Saturday, May 28, 2016

On Luck, Tilt, and Our Reasons for Playing

It's been an interesting last several years. I no longer have serious aspirations of playing poker professionally, but life is great. I still consider myself a student of the game, but I don't have the desire to invest the kind of time and effort required to become (and remain) an elite player. I simply have too many other far more fulfilling pursuits that I can't see myself ever setting aside.

That said, I do still play on a regular basis, and I've decided to resume closer analysis of my game because I firmly believe that anything worth doing is worth doing well. I've created multiple blogs on various platforms over the years and contemplated creating yet another one for this particular exercise, but I decided to just return to this ratty old one instead because it feels like the best place to be authentic. To simply write for me.

My poker play these days is basically limited to a regular Friday night small stakes mixed cash game. The rotation is No Limit Hold'em (NLHE), Pot Limit Omaha Hi/Lo 8 or Better (PLO8), and, when the table is shorthanded, Seven Card Stud Hi/Lo 8 or Better (7S8).

The primary impetus for returning to this blog has been a very drawn out string of extremely poor luck. A seemingly endless stream of beats and coolers over the course of almost 3 years now. My approach as of late has been to just keep taking things one hand at a time, allowing for brief outbursts of profanity in order to quickly return to level-headed game play.

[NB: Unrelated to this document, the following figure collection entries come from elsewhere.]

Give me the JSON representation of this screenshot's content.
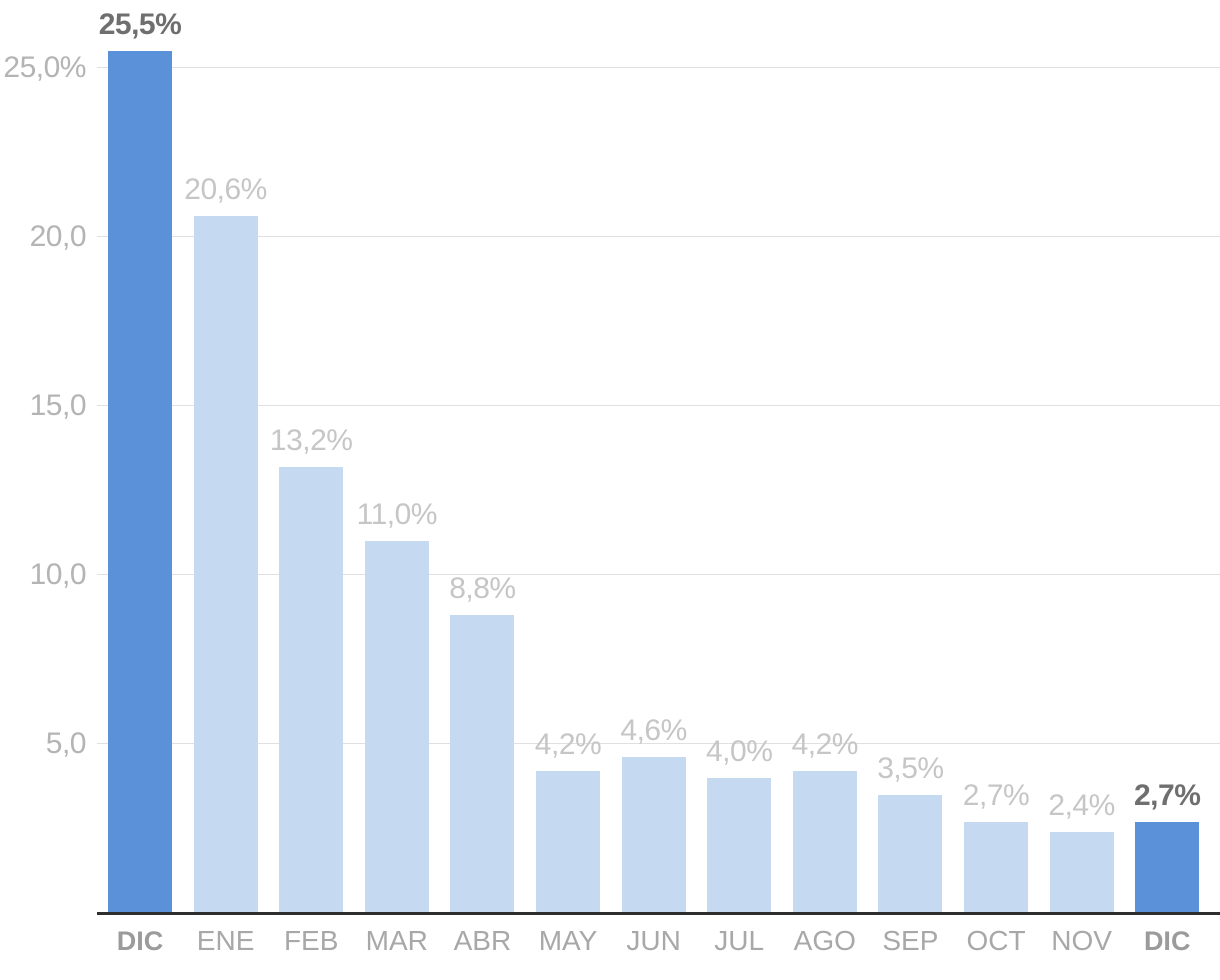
{
  "chart_data": {
    "type": "bar",
    "title": "",
    "xlabel": "",
    "ylabel": "",
    "categories": [
      "DIC",
      "ENE",
      "FEB",
      "MAR",
      "ABR",
      "MAY",
      "JUN",
      "JUL",
      "AGO",
      "SEP",
      "OCT",
      "NOV",
      "DIC"
    ],
    "values": [
      25.5,
      20.6,
      13.2,
      11.0,
      8.8,
      4.2,
      4.6,
      4.0,
      4.2,
      3.5,
      2.7,
      2.4,
      2.7
    ],
    "value_labels": [
      "25,5%",
      "20,6%",
      "13,2%",
      "11,0%",
      "8,8%",
      "4,2%",
      "4,6%",
      "4,0%",
      "4,2%",
      "3,5%",
      "2,7%",
      "2,4%",
      "2,7%"
    ],
    "highlighted": [
      true,
      false,
      false,
      false,
      false,
      false,
      false,
      false,
      false,
      false,
      false,
      false,
      true
    ],
    "ylim": [
      0,
      27
    ],
    "yticks": [
      {
        "value": 5,
        "label": "5,0"
      },
      {
        "value": 10,
        "label": "10,0"
      },
      {
        "value": 15,
        "label": "15,0"
      },
      {
        "value": 20,
        "label": "20,0"
      },
      {
        "value": 25,
        "label": "25,0%"
      }
    ],
    "grid": true,
    "legend": false,
    "colors": {
      "bar_highlight": "#5b91d9",
      "bar_normal": "#c5daf1",
      "gridline": "#e0e0e0",
      "baseline": "#2e2e2e",
      "axis_tick_label": "#b4b4b4",
      "value_label": "#c6c6c6",
      "value_label_highlight": "#6f6f6f",
      "month_label": "#a8a8a8",
      "month_label_highlight": "#9b9b9b"
    }
  }
}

But it's gotten to a point now where I'm seriously wondering if I should just quit the game altogether. And it seems to me that an honest and thorough analysis of my reasons for playing is a good place to start searching for that answer.

So why do I still play poker these days? Entertainment value is probably tops on that list. I've known the regulars in my Friday cash game for nearly a decade in some cases; they're great people and I don't think I laugh that hard anywhere else. Certainly not as often, at the very least. This reason alone is very nearly enough to throw the idea of quitting right out the window.

But I do also still play to win money. And as I'm typing this, it's further crystallizing the idea that I need to stop playing on autopilot and start employing a more thoughtful and intentional game (not unlike the approach I used to have when I first started this blog all those years ago).  I know I've made many (MANY) good decisions at the table over the last few years which haven't panned out. But at the same time, I haven't done nearly enough to ensure that my not-so-good decisions are acknowledged and rectified.

I think that's the answer right there. If I truly believe that I'm doomed by bad luck, then the only answer is to quit. But I still firmly believe, just as I always have, that luck evens out over the long run, so I simply need to push on. However, if I'm going to proceed with that mindset, the wise approach will be to consciously maximize the quality of the decisions I make, regardless of how well or how poorly they pan out. That is definitely an area where I've fallen short over the last several years, and this is where I will leverage this blog to ensure that my Friday night cash game remains an enjoyable and profitable investment of my time.

The one positive of this extended string of poker misfortune is that I honestly feel at this point as if I've been beaten into submission. I can say with a great deal of sincerity that there are very few things at the table that surprise me anymore, and the experience has helped me quite a bit to avoid prolonged bouts of tilt. The only problem is that I've also allowed it to take me to a place of complacency, so this is where I will work to move back towards the middle, to a place where my complete focus and trust is on high quality decision-making.